Le président du conseil départemental, dont les services sont chargés de l’accueil des mineurs, précise avoir saisi le parquet une première fois le 10 janvier, après avoir “eu connaissance partielle du contenu du reportage”, afin qu’il enquête “sur la réalité des faits qui pourraient constituer une infraction pénale”.

Éducateurs non formés, jeunes livrés à eux-mêmes

Le documentaire réalisé pour l’émission “Zone interdite” a été diffusé dimanche soir sur M6. Il montre des éducateurs non formés, des jeunes livrés à eux-mêmes, des pré-adolescentes qui se prostituent ou fuguent sans que personne ne les recherche.

Le parquet de Dijon était en mesure de confirmer, lundi, le premier signalement du département. “On est en train de faire des vérifications pour récupérer les éléments utiles à une éventuelle enquête”, a déclaré à l’AFP le procureur Éric Mathais.

François Sauvadet ajoute dans son communiqué avoir été interviewé le 1er octobre par le réalisateur du documentaire, précisant avoir “immédiatement répondu favorablement à sa demande” tout en s’interrogeant “sur la méthode employée”. “Mes services n’ont reçu aucune demande de reportage de la part de M6 dans un établissement accueillant des enfants placés. Si tel avait été le cas, j’aurais bien évidemment donné mon accord”, affirme l’élu.

“Il est évident que les règles de signalement des incidents graves, exigées par le Département, n’ont pas été respectées par l’établissement” mis en cause, estime Sauvadet.

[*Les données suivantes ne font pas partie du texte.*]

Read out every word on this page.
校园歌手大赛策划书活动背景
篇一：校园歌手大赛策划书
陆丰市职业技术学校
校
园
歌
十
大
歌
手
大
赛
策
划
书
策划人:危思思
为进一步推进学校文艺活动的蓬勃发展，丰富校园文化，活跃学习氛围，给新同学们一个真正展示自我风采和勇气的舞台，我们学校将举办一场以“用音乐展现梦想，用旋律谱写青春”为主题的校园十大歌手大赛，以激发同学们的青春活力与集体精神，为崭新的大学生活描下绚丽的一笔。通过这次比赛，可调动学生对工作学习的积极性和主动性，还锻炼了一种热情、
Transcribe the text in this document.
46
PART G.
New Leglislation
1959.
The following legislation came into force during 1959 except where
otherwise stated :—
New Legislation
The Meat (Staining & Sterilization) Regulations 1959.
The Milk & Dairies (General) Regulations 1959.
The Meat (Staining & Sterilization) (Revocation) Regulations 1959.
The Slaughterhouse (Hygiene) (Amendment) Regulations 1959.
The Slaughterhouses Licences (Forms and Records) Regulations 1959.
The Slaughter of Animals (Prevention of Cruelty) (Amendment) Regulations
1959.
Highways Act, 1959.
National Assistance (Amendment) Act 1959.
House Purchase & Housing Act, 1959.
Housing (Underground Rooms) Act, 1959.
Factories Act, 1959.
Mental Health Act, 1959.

Depuis son interview, plusieurs missions d’inspection ont permis de constater “certaines améliorations” et “seront poursuivies de façon aléatoire et inopinée dans tous les établissements de la Côte-d’Or”, indique-t-il. “Il ne faudrait donc pas qu’une situation, aussi grave soit-elle, jette l’opprobre sur tous les établissements et services qui accueillent, dans leur très grande majorité, dignement les enfants qui nous sont confiés”, plaide-t-il.

La Seine-Saint-Denis réagit

Désœuvrement d’adolescents déscolarisés et livrés à eux-mêmes dans des locaux vétustes en Seine-Saint-Denis, violences commises par des éducateurs dans un foyer en Savoie, agressions sexuelles commises par un jeune garçon sur les autres pensionnaires dans la Somme, le reportage dépeint de nombreux manquements. 

Le documentaire évoque un foyer du Bas-Rhin où le taux d’encadrement est plus important et où les éducateurs parviennent à tisser un lien plus personnel avec les enfants.

Lors d’une rencontre avec la presse, le président (LR) du conseil départemental du Bas-Rhin, Frédéric Bierry, a appelé à ne pas stigmatiser les départements: ce secteur “complètement démuni (…) n’arrive pas à trouver d’éducateurs spécialisés”, et l’aide financière du gouvernement n’est qu’une “goutte d’eau” par rapport aux besoins.

Un documentaire qui a également fait réagir les élus du département de la Seine-Saint-Denis. S’il reconnaît “certaines pratiques incompatibles avec l’exemplarité”, un communiqué dénonce le procédé de caméra cachée utilisé par le réalisateur du documentaire. “Il convient par ailleurs de rappeler que le Département n’a pas attendu un reportage à charge pour agir, conscient des enjeux et des difficultés que rencontre ce secteur”, cingle-t-il.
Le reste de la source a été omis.